# Scanner für char-wert/ if mit 2 bedingungen?



## torbo (12. Nov 2010)

Hallo! 

ich bin absoluter java-anfänger und stehe bei meinem aktuellen programm vor folgendem problem:

man soll zwei Zahlen und einen buchstaben eingeben, damit das programm ein ergebnis berechnet.
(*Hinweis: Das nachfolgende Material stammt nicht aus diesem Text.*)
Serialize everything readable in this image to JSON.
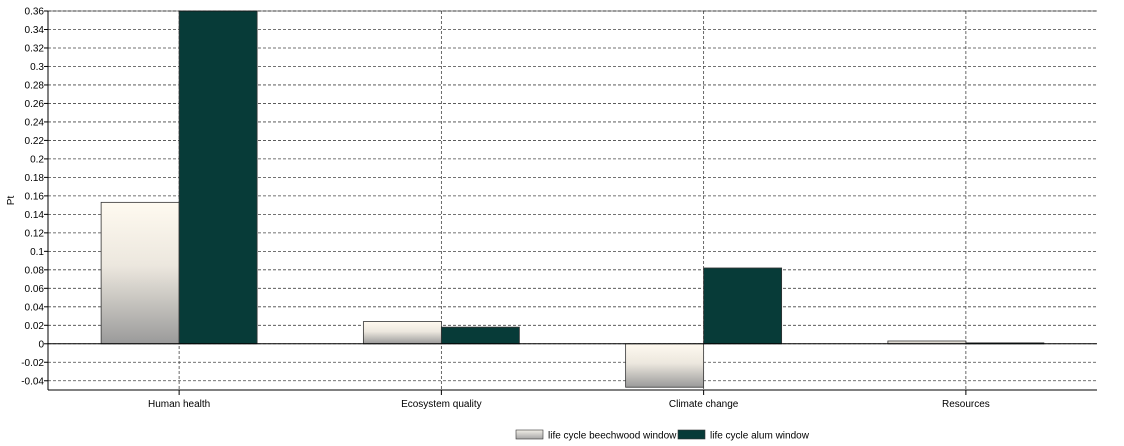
{
  "chart_data": {
    "type": "bar",
    "ylabel": "Pt",
    "ylim": [
      -0.05,
      0.36
    ],
    "yticks": [
      0.36,
      0.34,
      0.32,
      0.3,
      0.28,
      0.26,
      0.24,
      0.22,
      0.2,
      0.18,
      0.16,
      0.14,
      0.12,
      0.1,
      0.08,
      0.06,
      0.04,
      0.02,
      0,
      -0.02,
      -0.04
    ],
    "ytick_labels": [
      "0.36",
      "0.34",
      "0.32",
      "0.3",
      "0.28",
      "0.26",
      "0.24",
      "0.22",
      "0.2",
      "0.18",
      "0.16",
      "0.14",
      "0.12",
      "0.1",
      "0.08",
      "0.06",
      "0.04",
      "0.02",
      "0",
      "-0.02",
      "-0.04"
    ],
    "categories": [
      "Human health",
      "Ecosystem quality",
      "Climate change",
      "Resources"
    ],
    "series": [
      {
        "name": "life cycle beechwood window",
        "values": [
          0.153,
          0.024,
          -0.047,
          0.003
        ],
        "color": "#d8d4cc"
      },
      {
        "name": "life cycle alum window",
        "values": [
          0.36,
          0.018,
          0.082,
          0.001
        ],
        "color": "#073b38"
      }
    ],
    "grid": true,
    "legend_position": "bottom-center"
  }
}
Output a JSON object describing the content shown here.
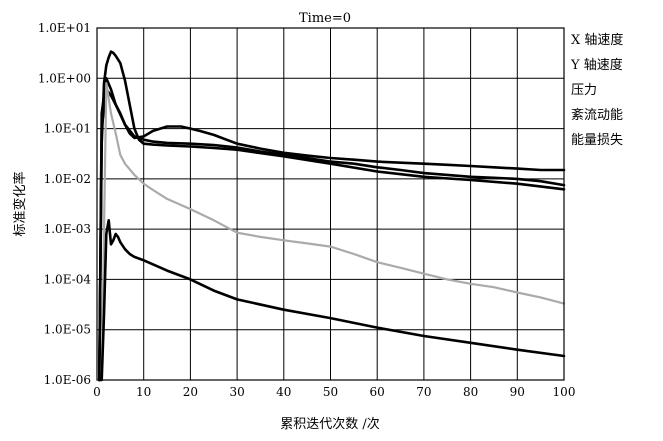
{
  "chart_data": {
    "type": "line",
    "title": "Time=0",
    "xlabel": "累积迭代次数 /次",
    "ylabel": "标准变化率",
    "xlim": [
      0,
      100
    ],
    "ylim_log10": [
      -6,
      1
    ],
    "y_scale": "log",
    "grid": true,
    "legend_position": "right",
    "x_tick_labels": [
      "0",
      "10",
      "20",
      "30",
      "40",
      "50",
      "60",
      "70",
      "80",
      "90",
      "100"
    ],
    "y_tick_labels": [
      "1.0E-06",
      "1.0E-05",
      "1.0E-04",
      "1.0E-03",
      "1.0E-02",
      "1.0E-01",
      "1.0E+00",
      "1.0E+01"
    ],
    "series": [
      {
        "name": "X 轴速度",
        "color": "#000000",
        "x": [
          0.5,
          1,
          2,
          3,
          4,
          5,
          6,
          7,
          8,
          10,
          12,
          15,
          18,
          20,
          22,
          25,
          30,
          35,
          40,
          45,
          50,
          55,
          60,
          65,
          70,
          75,
          80,
          85,
          90,
          95,
          100
        ],
        "y": [
          1e-06,
          0.1,
          0.6,
          0.45,
          0.3,
          0.2,
          0.12,
          0.08,
          0.065,
          0.07,
          0.09,
          0.11,
          0.11,
          0.1,
          0.09,
          0.075,
          0.05,
          0.04,
          0.033,
          0.029,
          0.026,
          0.024,
          0.022,
          0.021,
          0.02,
          0.019,
          0.018,
          0.017,
          0.016,
          0.015,
          0.015
        ]
      },
      {
        "name": "Y 轴速度",
        "color": "#000000",
        "x": [
          0.5,
          1,
          2,
          3,
          4,
          6,
          8,
          10,
          12,
          15,
          20,
          25,
          30,
          35,
          40,
          45,
          50,
          55,
          60,
          65,
          70,
          75,
          80,
          85,
          90,
          95,
          100
        ],
        "y": [
          1e-06,
          0.2,
          1.0,
          0.6,
          0.3,
          0.12,
          0.07,
          0.06,
          0.055,
          0.052,
          0.05,
          0.047,
          0.042,
          0.035,
          0.03,
          0.026,
          0.022,
          0.02,
          0.017,
          0.015,
          0.013,
          0.012,
          0.011,
          0.0105,
          0.01,
          0.009,
          0.0075
        ]
      },
      {
        "name": "压力",
        "color": "#000000",
        "x": [
          0.5,
          1,
          1.5,
          2,
          2.5,
          3,
          3.5,
          4,
          5,
          6,
          7,
          8,
          9,
          10,
          12,
          15,
          20,
          25,
          30,
          40,
          50,
          60,
          70,
          80,
          90,
          100
        ],
        "y": [
          1e-06,
          0.05,
          0.8,
          1.8,
          2.6,
          3.4,
          3.2,
          2.8,
          2.0,
          0.9,
          0.3,
          0.1,
          0.06,
          0.05,
          0.048,
          0.046,
          0.044,
          0.041,
          0.038,
          0.028,
          0.02,
          0.014,
          0.011,
          0.0095,
          0.008,
          0.0062
        ]
      },
      {
        "name": "紊流动能",
        "color": "#aaaaaa",
        "x": [
          1,
          2,
          3,
          4,
          5,
          6,
          8,
          10,
          12,
          15,
          20,
          25,
          30,
          35,
          40,
          45,
          50,
          55,
          60,
          65,
          70,
          75,
          80,
          85,
          90,
          95,
          100
        ],
        "y": [
          1e-06,
          0.8,
          0.2,
          0.08,
          0.03,
          0.02,
          0.012,
          0.008,
          0.006,
          0.004,
          0.0025,
          0.0015,
          0.00085,
          0.0007,
          0.0006,
          0.00052,
          0.00045,
          0.00032,
          0.00022,
          0.00017,
          0.00013,
          0.0001,
          8.2e-05,
          7e-05,
          5.5e-05,
          4.4e-05,
          3.3e-05
        ]
      },
      {
        "name": "能量损失",
        "color": "#000000",
        "x": [
          0.5,
          1,
          1.5,
          2,
          2.5,
          3,
          3.5,
          4,
          4.5,
          5,
          6,
          7,
          8,
          10,
          15,
          20,
          25,
          30,
          40,
          50,
          60,
          70,
          80,
          90,
          100
        ],
        "y": [
          1e-06,
          1e-06,
          2e-05,
          0.0008,
          0.0015,
          0.0005,
          0.0006,
          0.0008,
          0.0007,
          0.00055,
          0.0004,
          0.00032,
          0.00028,
          0.00024,
          0.00015,
          0.0001,
          6e-05,
          4e-05,
          2.5e-05,
          1.7e-05,
          1.1e-05,
          7.5e-06,
          5.5e-06,
          4e-06,
          3e-06
        ]
      }
    ]
  }
}
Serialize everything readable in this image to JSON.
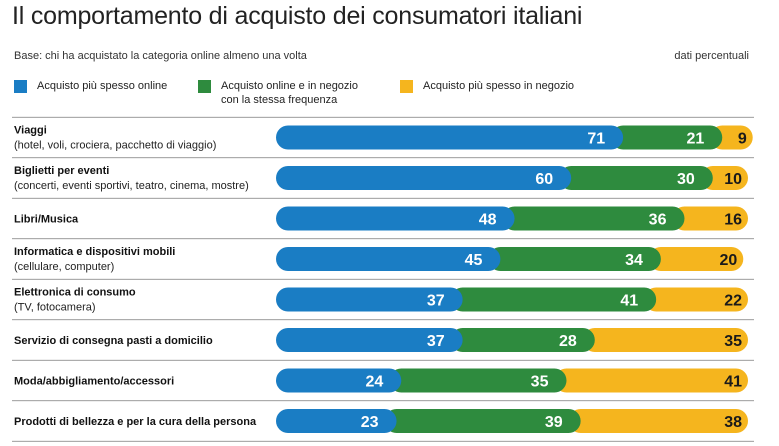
{
  "header": {
    "title": "Il comportamento di acquisto dei consumatori italiani",
    "subtitle": "Base: chi ha acquistato la categoria online almeno una volta",
    "unit": "dati percentuali"
  },
  "colors": {
    "online": "#1a7dc4",
    "both": "#2e8b3e",
    "store": "#f5b51e",
    "divider": "#7a7a7a"
  },
  "chart_data": {
    "type": "bar",
    "orientation": "horizontal",
    "stacked": true,
    "xlim": [
      0,
      100
    ],
    "legend": "top",
    "grid": false,
    "categories": [
      {
        "title": "Viaggi",
        "sub": "(hotel, voli, crociera, pacchetto di viaggio)"
      },
      {
        "title": "Biglietti per eventi",
        "sub": "(concerti, eventi sportivi, teatro, cinema, mostre)"
      },
      {
        "title": "Libri/Musica",
        "sub": ""
      },
      {
        "title": "Informatica e dispositivi mobili",
        "sub": "(cellulare, computer)"
      },
      {
        "title": "Elettronica di consumo",
        "sub": "(TV, fotocamera)"
      },
      {
        "title": "Servizio di consegna pasti a domicilio",
        "sub": ""
      },
      {
        "title": "Moda/abbigliamento/accessori",
        "sub": ""
      },
      {
        "title": "Prodotti di bellezza e per la cura della persona",
        "sub": ""
      }
    ],
    "series": [
      {
        "name": "Acquisto più spesso online",
        "values": [
          71,
          60,
          48,
          45,
          37,
          37,
          24,
          23
        ]
      },
      {
        "name": "Acquisto online e in negozio con la stessa frequenza",
        "name_lines": [
          "Acquisto online e in negozio",
          "con la stessa frequenza"
        ],
        "values": [
          21,
          30,
          36,
          34,
          41,
          28,
          35,
          39
        ]
      },
      {
        "name": "Acquisto più spesso in negozio",
        "values": [
          9,
          10,
          16,
          20,
          22,
          35,
          41,
          38
        ]
      }
    ]
  }
}
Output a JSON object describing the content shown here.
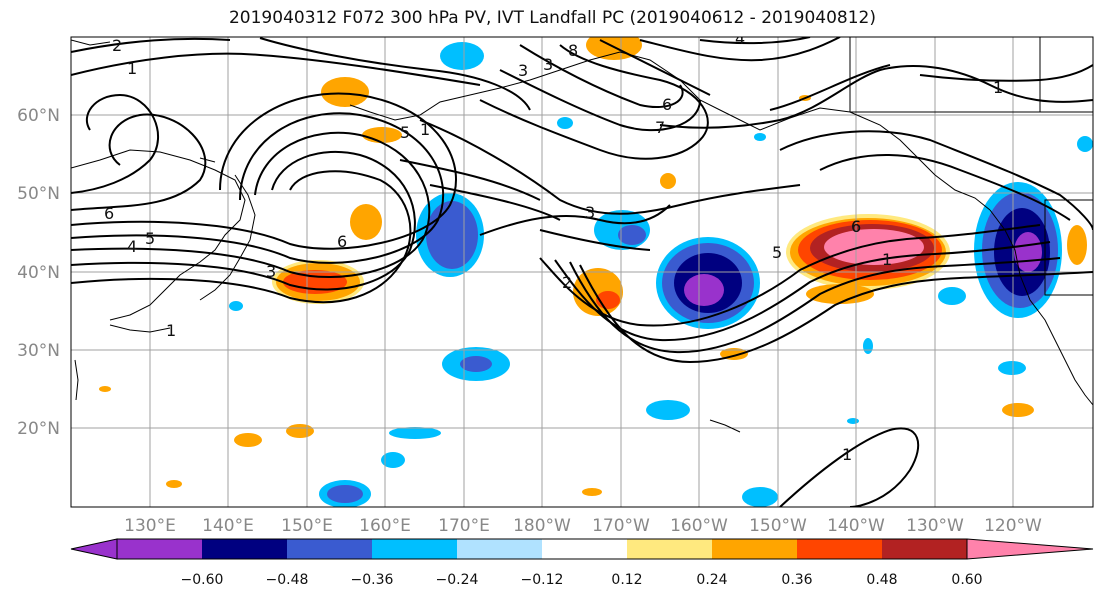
{
  "title": "2019040312 F072 300 hPa PV, IVT Landfall PC (2019040612 - 2019040812)",
  "map": {
    "lat_labels": [
      "60°N",
      "50°N",
      "40°N",
      "30°N",
      "20°N"
    ],
    "lon_labels": [
      "130°E",
      "140°E",
      "150°E",
      "160°E",
      "170°E",
      "180°W",
      "170°W",
      "160°W",
      "150°W",
      "140°W",
      "130°W",
      "120°W"
    ],
    "contour_labels": [
      "2",
      "1",
      "6",
      "4",
      "5",
      "3",
      "1",
      "5",
      "1",
      "6",
      "3",
      "8",
      "3",
      "4",
      "6",
      "7",
      "1",
      "3",
      "2",
      "6",
      "5",
      "6",
      "1",
      "1"
    ]
  },
  "colorbar": {
    "ticks": [
      "−0.60",
      "−0.48",
      "−0.36",
      "−0.24",
      "−0.12",
      "0.12",
      "0.24",
      "0.36",
      "0.48",
      "0.60"
    ],
    "colors": [
      "#9932cc",
      "#000080",
      "#3a5bd0",
      "#00bfff",
      "#b0e2ff",
      "#ffffff",
      "#ffe97f",
      "#ffa500",
      "#ff4500",
      "#b22222",
      "#ff82ab"
    ]
  }
}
wie das mit int-werten funktioniert weiss ich bereits:

int a;
int b;
char c;

Scanner sc = new Scanner(System.in);

System.out.println("Geben sie xx ein:");
a = sc.nextInt();

und das selbe für b nochmals.. aber wie fahre ich mit dem char-wert fort?
geht das auch via Scanner..? "nextchar" gibt es ja scheinbar nicht. stehe etwas aufm schlauch 


So, 2. frage:

nach der eingabe soll das programm ja das richtige ergebnis berechnen, dafür wollte ich die if-methode verwenden. 
wie ich das mit einer einzigen bedingung mache (z.b. if (a=2) weiss ich. aber wie kann man 2 bedingungen miteinander verschachteln?

also: z.b. if (a=2 UND c= D).. ?

vielen dank schon mal! 
torbo


----------



## SlaterB (12. Nov 2010)

Galileo Computing :: Java ist auch eine Insel (8. Auflage) – 2 Sprachbeschreibung
"2.6.1 Die if-Anweisung"
Unterpunkt "Zusammengesetzte Bedingungen"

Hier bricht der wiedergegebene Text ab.